Wow, where to start! I wish I could say that by the time I brought my third child home a little less than 3 months ago, I finally knew what I was doing having gone through it twice before, but alas, new surprises and things popped up that threw me for a loop. Just like every pregnancy and labor/delivery experience is different so is the arrival of your new little bundle of joy into your home. New challenges emerge as you try to fold this new life into the rest of the family structure with its routines, other siblings, etc. But amidst the different things that come up, there are some basic fears that many new moms feel when they first bring their newborn home (at least, these were the fears that I had). I’ll let you know how I dealt with them and what I learned and what I continue to learn everyday.

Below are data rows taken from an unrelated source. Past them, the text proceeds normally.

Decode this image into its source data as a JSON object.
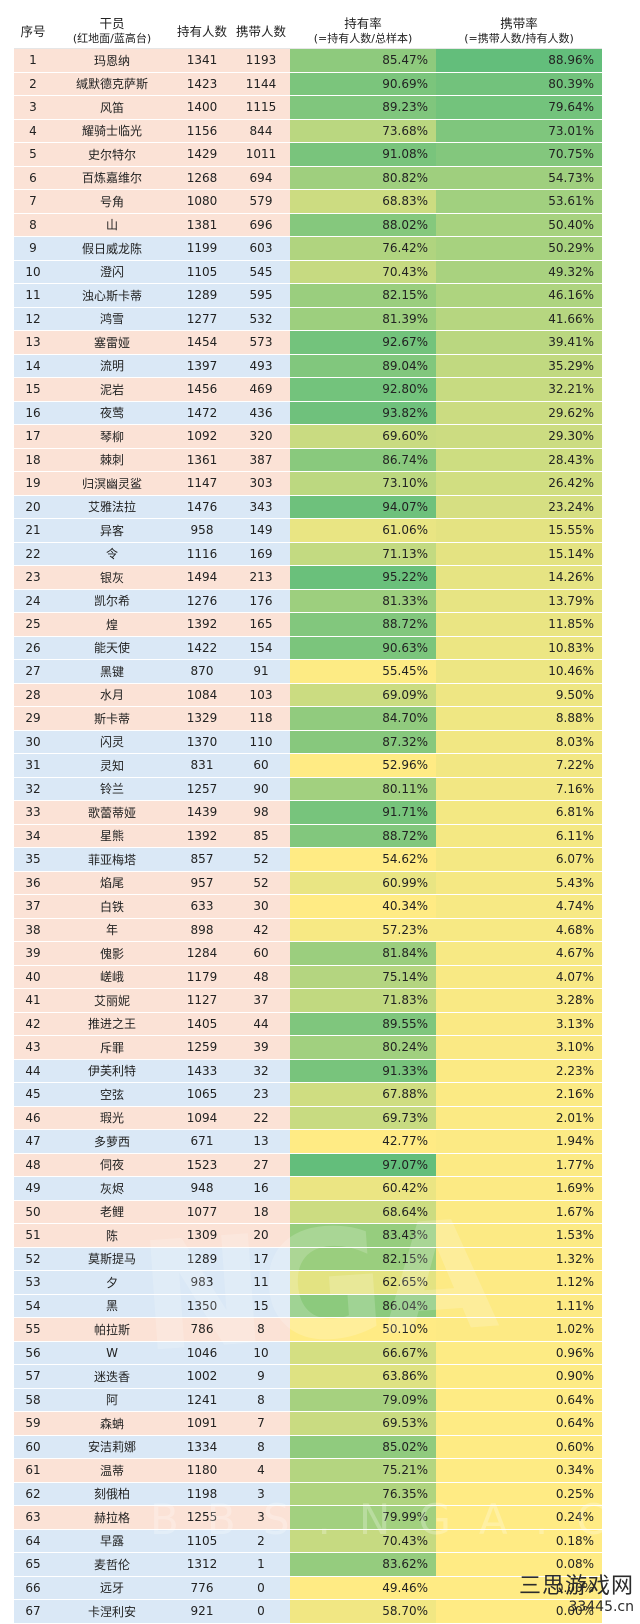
{
  "headers": {
    "idx": "序号",
    "name": "干员",
    "name_sub": "(红地面/蓝高台)",
    "own": "持有人数",
    "use": "携带人数",
    "own_rate": "持有率",
    "own_rate_sub": "(=持有人数/总样本)",
    "use_rate": "携带率",
    "use_rate_sub": "(=携带人数/持有人数)"
  },
  "colors": {
    "ground": "#fbe2d6",
    "high": "#dae8f6",
    "rate_low": "#ffeb84",
    "rate_high": "#63be7b"
  },
  "rows": [
    {
      "idx": "1",
      "name": "玛恩纳",
      "own": "1341",
      "use": "1193",
      "own_rate": "85.47%",
      "use_rate": "88.96%",
      "type": "ground"
    },
    {
      "idx": "2",
      "name": "缄默德克萨斯",
      "own": "1423",
      "use": "1144",
      "own_rate": "90.69%",
      "use_rate": "80.39%",
      "type": "ground"
    },
    {
      "idx": "3",
      "name": "风笛",
      "own": "1400",
      "use": "1115",
      "own_rate": "89.23%",
      "use_rate": "79.64%",
      "type": "ground"
    },
    {
      "idx": "4",
      "name": "耀骑士临光",
      "own": "1156",
      "use": "844",
      "own_rate": "73.68%",
      "use_rate": "73.01%",
      "type": "ground"
    },
    {
      "idx": "5",
      "name": "史尔特尔",
      "own": "1429",
      "use": "1011",
      "own_rate": "91.08%",
      "use_rate": "70.75%",
      "type": "ground"
    },
    {
      "idx": "6",
      "name": "百炼嘉维尔",
      "own": "1268",
      "use": "694",
      "own_rate": "80.82%",
      "use_rate": "54.73%",
      "type": "ground"
    },
    {
      "idx": "7",
      "name": "号角",
      "own": "1080",
      "use": "579",
      "own_rate": "68.83%",
      "use_rate": "53.61%",
      "type": "ground"
    },
    {
      "idx": "8",
      "name": "山",
      "own": "1381",
      "use": "696",
      "own_rate": "88.02%",
      "use_rate": "50.40%",
      "type": "ground"
    },
    {
      "idx": "9",
      "name": "假日威龙陈",
      "own": "1199",
      "use": "603",
      "own_rate": "76.42%",
      "use_rate": "50.29%",
      "type": "high"
    },
    {
      "idx": "10",
      "name": "澄闪",
      "own": "1105",
      "use": "545",
      "own_rate": "70.43%",
      "use_rate": "49.32%",
      "type": "high"
    },
    {
      "idx": "11",
      "name": "浊心斯卡蒂",
      "own": "1289",
      "use": "595",
      "own_rate": "82.15%",
      "use_rate": "46.16%",
      "type": "high"
    },
    {
      "idx": "12",
      "name": "鸿雪",
      "own": "1277",
      "use": "532",
      "own_rate": "81.39%",
      "use_rate": "41.66%",
      "type": "high"
    },
    {
      "idx": "13",
      "name": "塞雷娅",
      "own": "1454",
      "use": "573",
      "own_rate": "92.67%",
      "use_rate": "39.41%",
      "type": "ground"
    },
    {
      "idx": "14",
      "name": "流明",
      "own": "1397",
      "use": "493",
      "own_rate": "89.04%",
      "use_rate": "35.29%",
      "type": "high"
    },
    {
      "idx": "15",
      "name": "泥岩",
      "own": "1456",
      "use": "469",
      "own_rate": "92.80%",
      "use_rate": "32.21%",
      "type": "ground"
    },
    {
      "idx": "16",
      "name": "夜莺",
      "own": "1472",
      "use": "436",
      "own_rate": "93.82%",
      "use_rate": "29.62%",
      "type": "high"
    },
    {
      "idx": "17",
      "name": "琴柳",
      "own": "1092",
      "use": "320",
      "own_rate": "69.60%",
      "use_rate": "29.30%",
      "type": "ground"
    },
    {
      "idx": "18",
      "name": "棘刺",
      "own": "1361",
      "use": "387",
      "own_rate": "86.74%",
      "use_rate": "28.43%",
      "type": "ground"
    },
    {
      "idx": "19",
      "name": "归溟幽灵鲨",
      "own": "1147",
      "use": "303",
      "own_rate": "73.10%",
      "use_rate": "26.42%",
      "type": "ground"
    },
    {
      "idx": "20",
      "name": "艾雅法拉",
      "own": "1476",
      "use": "343",
      "own_rate": "94.07%",
      "use_rate": "23.24%",
      "type": "high"
    },
    {
      "idx": "21",
      "name": "异客",
      "own": "958",
      "use": "149",
      "own_rate": "61.06%",
      "use_rate": "15.55%",
      "type": "high"
    },
    {
      "idx": "22",
      "name": "令",
      "own": "1116",
      "use": "169",
      "own_rate": "71.13%",
      "use_rate": "15.14%",
      "type": "high"
    },
    {
      "idx": "23",
      "name": "银灰",
      "own": "1494",
      "use": "213",
      "own_rate": "95.22%",
      "use_rate": "14.26%",
      "type": "ground"
    },
    {
      "idx": "24",
      "name": "凯尔希",
      "own": "1276",
      "use": "176",
      "own_rate": "81.33%",
      "use_rate": "13.79%",
      "type": "high"
    },
    {
      "idx": "25",
      "name": "煌",
      "own": "1392",
      "use": "165",
      "own_rate": "88.72%",
      "use_rate": "11.85%",
      "type": "ground"
    },
    {
      "idx": "26",
      "name": "能天使",
      "own": "1422",
      "use": "154",
      "own_rate": "90.63%",
      "use_rate": "10.83%",
      "type": "high"
    },
    {
      "idx": "27",
      "name": "黑键",
      "own": "870",
      "use": "91",
      "own_rate": "55.45%",
      "use_rate": "10.46%",
      "type": "high"
    },
    {
      "idx": "28",
      "name": "水月",
      "own": "1084",
      "use": "103",
      "own_rate": "69.09%",
      "use_rate": "9.50%",
      "type": "ground"
    },
    {
      "idx": "29",
      "name": "斯卡蒂",
      "own": "1329",
      "use": "118",
      "own_rate": "84.70%",
      "use_rate": "8.88%",
      "type": "ground"
    },
    {
      "idx": "30",
      "name": "闪灵",
      "own": "1370",
      "use": "110",
      "own_rate": "87.32%",
      "use_rate": "8.03%",
      "type": "high"
    },
    {
      "idx": "31",
      "name": "灵知",
      "own": "831",
      "use": "60",
      "own_rate": "52.96%",
      "use_rate": "7.22%",
      "type": "high"
    },
    {
      "idx": "32",
      "name": "铃兰",
      "own": "1257",
      "use": "90",
      "own_rate": "80.11%",
      "use_rate": "7.16%",
      "type": "high"
    },
    {
      "idx": "33",
      "name": "歌蕾蒂娅",
      "own": "1439",
      "use": "98",
      "own_rate": "91.71%",
      "use_rate": "6.81%",
      "type": "ground"
    },
    {
      "idx": "34",
      "name": "星熊",
      "own": "1392",
      "use": "85",
      "own_rate": "88.72%",
      "use_rate": "6.11%",
      "type": "ground"
    },
    {
      "idx": "35",
      "name": "菲亚梅塔",
      "own": "857",
      "use": "52",
      "own_rate": "54.62%",
      "use_rate": "6.07%",
      "type": "high"
    },
    {
      "idx": "36",
      "name": "焰尾",
      "own": "957",
      "use": "52",
      "own_rate": "60.99%",
      "use_rate": "5.43%",
      "type": "ground"
    },
    {
      "idx": "37",
      "name": "白铁",
      "own": "633",
      "use": "30",
      "own_rate": "40.34%",
      "use_rate": "4.74%",
      "type": "ground"
    },
    {
      "idx": "38",
      "name": "年",
      "own": "898",
      "use": "42",
      "own_rate": "57.23%",
      "use_rate": "4.68%",
      "type": "ground"
    },
    {
      "idx": "39",
      "name": "傀影",
      "own": "1284",
      "use": "60",
      "own_rate": "81.84%",
      "use_rate": "4.67%",
      "type": "ground"
    },
    {
      "idx": "40",
      "name": "嵯峨",
      "own": "1179",
      "use": "48",
      "own_rate": "75.14%",
      "use_rate": "4.07%",
      "type": "ground"
    },
    {
      "idx": "41",
      "name": "艾丽妮",
      "own": "1127",
      "use": "37",
      "own_rate": "71.83%",
      "use_rate": "3.28%",
      "type": "ground"
    },
    {
      "idx": "42",
      "name": "推进之王",
      "own": "1405",
      "use": "44",
      "own_rate": "89.55%",
      "use_rate": "3.13%",
      "type": "ground"
    },
    {
      "idx": "43",
      "name": "斥罪",
      "own": "1259",
      "use": "39",
      "own_rate": "80.24%",
      "use_rate": "3.10%",
      "type": "ground"
    },
    {
      "idx": "44",
      "name": "伊芙利特",
      "own": "1433",
      "use": "32",
      "own_rate": "91.33%",
      "use_rate": "2.23%",
      "type": "high"
    },
    {
      "idx": "45",
      "name": "空弦",
      "own": "1065",
      "use": "23",
      "own_rate": "67.88%",
      "use_rate": "2.16%",
      "type": "high"
    },
    {
      "idx": "46",
      "name": "瑕光",
      "own": "1094",
      "use": "22",
      "own_rate": "69.73%",
      "use_rate": "2.01%",
      "type": "ground"
    },
    {
      "idx": "47",
      "name": "多萝西",
      "own": "671",
      "use": "13",
      "own_rate": "42.77%",
      "use_rate": "1.94%",
      "type": "high"
    },
    {
      "idx": "48",
      "name": "伺夜",
      "own": "1523",
      "use": "27",
      "own_rate": "97.07%",
      "use_rate": "1.77%",
      "type": "ground"
    },
    {
      "idx": "49",
      "name": "灰烬",
      "own": "948",
      "use": "16",
      "own_rate": "60.42%",
      "use_rate": "1.69%",
      "type": "high"
    },
    {
      "idx": "50",
      "name": "老鲤",
      "own": "1077",
      "use": "18",
      "own_rate": "68.64%",
      "use_rate": "1.67%",
      "type": "ground"
    },
    {
      "idx": "51",
      "name": "陈",
      "own": "1309",
      "use": "20",
      "own_rate": "83.43%",
      "use_rate": "1.53%",
      "type": "ground"
    },
    {
      "idx": "52",
      "name": "莫斯提马",
      "own": "1289",
      "use": "17",
      "own_rate": "82.15%",
      "use_rate": "1.32%",
      "type": "high"
    },
    {
      "idx": "53",
      "name": "夕",
      "own": "983",
      "use": "11",
      "own_rate": "62.65%",
      "use_rate": "1.12%",
      "type": "high"
    },
    {
      "idx": "54",
      "name": "黑",
      "own": "1350",
      "use": "15",
      "own_rate": "86.04%",
      "use_rate": "1.11%",
      "type": "high"
    },
    {
      "idx": "55",
      "name": "帕拉斯",
      "own": "786",
      "use": "8",
      "own_rate": "50.10%",
      "use_rate": "1.02%",
      "type": "ground"
    },
    {
      "idx": "56",
      "name": "W",
      "own": "1046",
      "use": "10",
      "own_rate": "66.67%",
      "use_rate": "0.96%",
      "type": "high"
    },
    {
      "idx": "57",
      "name": "迷迭香",
      "own": "1002",
      "use": "9",
      "own_rate": "63.86%",
      "use_rate": "0.90%",
      "type": "high"
    },
    {
      "idx": "58",
      "name": "阿",
      "own": "1241",
      "use": "8",
      "own_rate": "79.09%",
      "use_rate": "0.64%",
      "type": "high"
    },
    {
      "idx": "59",
      "name": "森蚺",
      "own": "1091",
      "use": "7",
      "own_rate": "69.53%",
      "use_rate": "0.64%",
      "type": "ground"
    },
    {
      "idx": "60",
      "name": "安洁莉娜",
      "own": "1334",
      "use": "8",
      "own_rate": "85.02%",
      "use_rate": "0.60%",
      "type": "high"
    },
    {
      "idx": "61",
      "name": "温蒂",
      "own": "1180",
      "use": "4",
      "own_rate": "75.21%",
      "use_rate": "0.34%",
      "type": "ground"
    },
    {
      "idx": "62",
      "name": "刻俄柏",
      "own": "1198",
      "use": "3",
      "own_rate": "76.35%",
      "use_rate": "0.25%",
      "type": "high"
    },
    {
      "idx": "63",
      "name": "赫拉格",
      "own": "1255",
      "use": "3",
      "own_rate": "79.99%",
      "use_rate": "0.24%",
      "type": "ground"
    },
    {
      "idx": "64",
      "name": "早露",
      "own": "1105",
      "use": "2",
      "own_rate": "70.43%",
      "use_rate": "0.18%",
      "type": "high"
    },
    {
      "idx": "65",
      "name": "麦哲伦",
      "own": "1312",
      "use": "1",
      "own_rate": "83.62%",
      "use_rate": "0.08%",
      "type": "high"
    },
    {
      "idx": "66",
      "name": "远牙",
      "own": "776",
      "use": "0",
      "own_rate": "49.46%",
      "use_rate": "0.00%",
      "type": "high"
    },
    {
      "idx": "67",
      "name": "卡涅利安",
      "own": "921",
      "use": "0",
      "own_rate": "58.70%",
      "use_rate": "0.00%",
      "type": "high"
    }
  ],
  "watermark": {
    "line1": "三思游戏网",
    "line2": "33445.cn",
    "nga": "NGA",
    "bbs": "BBS.NGA.CN"
  }
}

I don’t know anything about baby care
Even though I grew up the eldest of six children and helped my mom around the house and in caring for my younger siblings, the last time I had taken care of a baby had been nearly 20 years earlier with my youngest brother so much about baby care was unknown to me. First thing I did was ask my mom for advice (after all, the woman did raise 6 children). She came to stay with us for a month after my first child’s arrival and I turned to her with general questions. In addition, I sought advice from my pediatrician to get the latest news while also seeking the informal advice from other moms. You may be fortunate enough to have additional sources of advice and help like a postpartum doula or midwife or a certified newborn specialist. Ask questions if you have the opportunity!
Most importantly, I read, read, read. Doing research and being informed is something I am very passionate about (just in case you hadn’t noticed…wink wink). I think the more informed you are as a parent and a patient, the better you can partner with your healthcare providers and make wiser decisions for you and your family. You’re able to ask the right questions during the pediatrician visits, discuss something recent you read in an article, etc. It makes you an active patient/parent and not a passive one. This doesn’t mean that you have to go out and buy a dozen books on baby care, but rather go to your local library and pick up 1 or 2. A good book for example is the American Academy of Pediatrics “Caring For Your Baby and Young Child”. I am also a fan of Dr Spock Series.
My baby could become a victim to SIDS
SIDS is a scary thing without a doubt not only for new parents but for all parents every time they bring a newborn home no matter how many times you’ve gone through it before. The important thing is to understand what factors increase the likelihood of SIDS. Ask your pediatrician. You can also find great information at this link. http://sids-network.org/risk.htm
If you reduce the factors, you can lower the chances of this affecting your baby. Otherwise you’ll find yourself checking on him/her every 30 minutes like I did with my first baby (putting my makeup compactor glass to her mouth to check her breath). Now I know the factors! Duh!
I won’t be able to breastfeed
Every new mom worries about this. What if I can’t breastfeed? What if I don’t produce enough milk, etc. The important thing is to remember that unless you have a fundamental medical issue that prevents you from breastfeeding, you’ll learn to do so with patience and care. It won’t be automatic and it will take effort but with the help from a lactation consultant, baby nurse or post partum doula, you can be guided into effective techniques for *** feeding your baby. Whatever you do, don’t be bullied or pushed into feeding your baby formula at the hospital if you don’t want to! The baby needs only a little bit of colostrum during your hospital stay and it’s normal for he/she to lose some ounces at discharge relative to his/her birth weight. Believe me. I know. I learned my lesson on that one with my first child and I did not make the same mistake again with my other two kids. If you’re worried about having enough milk supply or resting and having someone else feed your baby, then rent a hospital grade pump and use it.
My baby will cry and I won’t be able to console him/her
Every new mom’s nightmare is a baby that cries and cries despite your best efforts to comfort him/her. Here it’s important to understand the signs of colic versus other things that may be making the baby cry like a dirty diaper or hunger. Our Certified Newborn Specialist Blogger Nancy did a really good job describing colic and ways to reduce it and prevent it. Check out her blog on that topic. Invariably there will be times where the baby cries non-stop but rest assured that your smell and sight will calm her down in most cases.
My baby isn’t normal
I know realize that every child develops differently and at different speeds. But when I brought my first baby home I was obsessed with her reaching certain developmental milestones “in time” (whatever that means). Rest assured that this paranoia is normal and so is your baby! Take those milestone charts at the doctor’s office with a grain of salt as there may be some variation. At each scheduled wellness visit the pediatrician will ask you questions and observe the baby to make sure they are doing “normal” things for their age. However if you do notice something different, a change in their behavior, trust your guts and share those with your doctor. I am a believer that a mom’s instinct goes along way in bringing to light issues that our babies may have.
Of course, I had more fears. Deeper ones that don’t necessarily have a clean answer or book where you can look them up. Perhaps the biggest ones of all were and continue to be the fear of anything happening to my children and me being a bad mother. Hmmm….not sure those ever go away. At least not for me.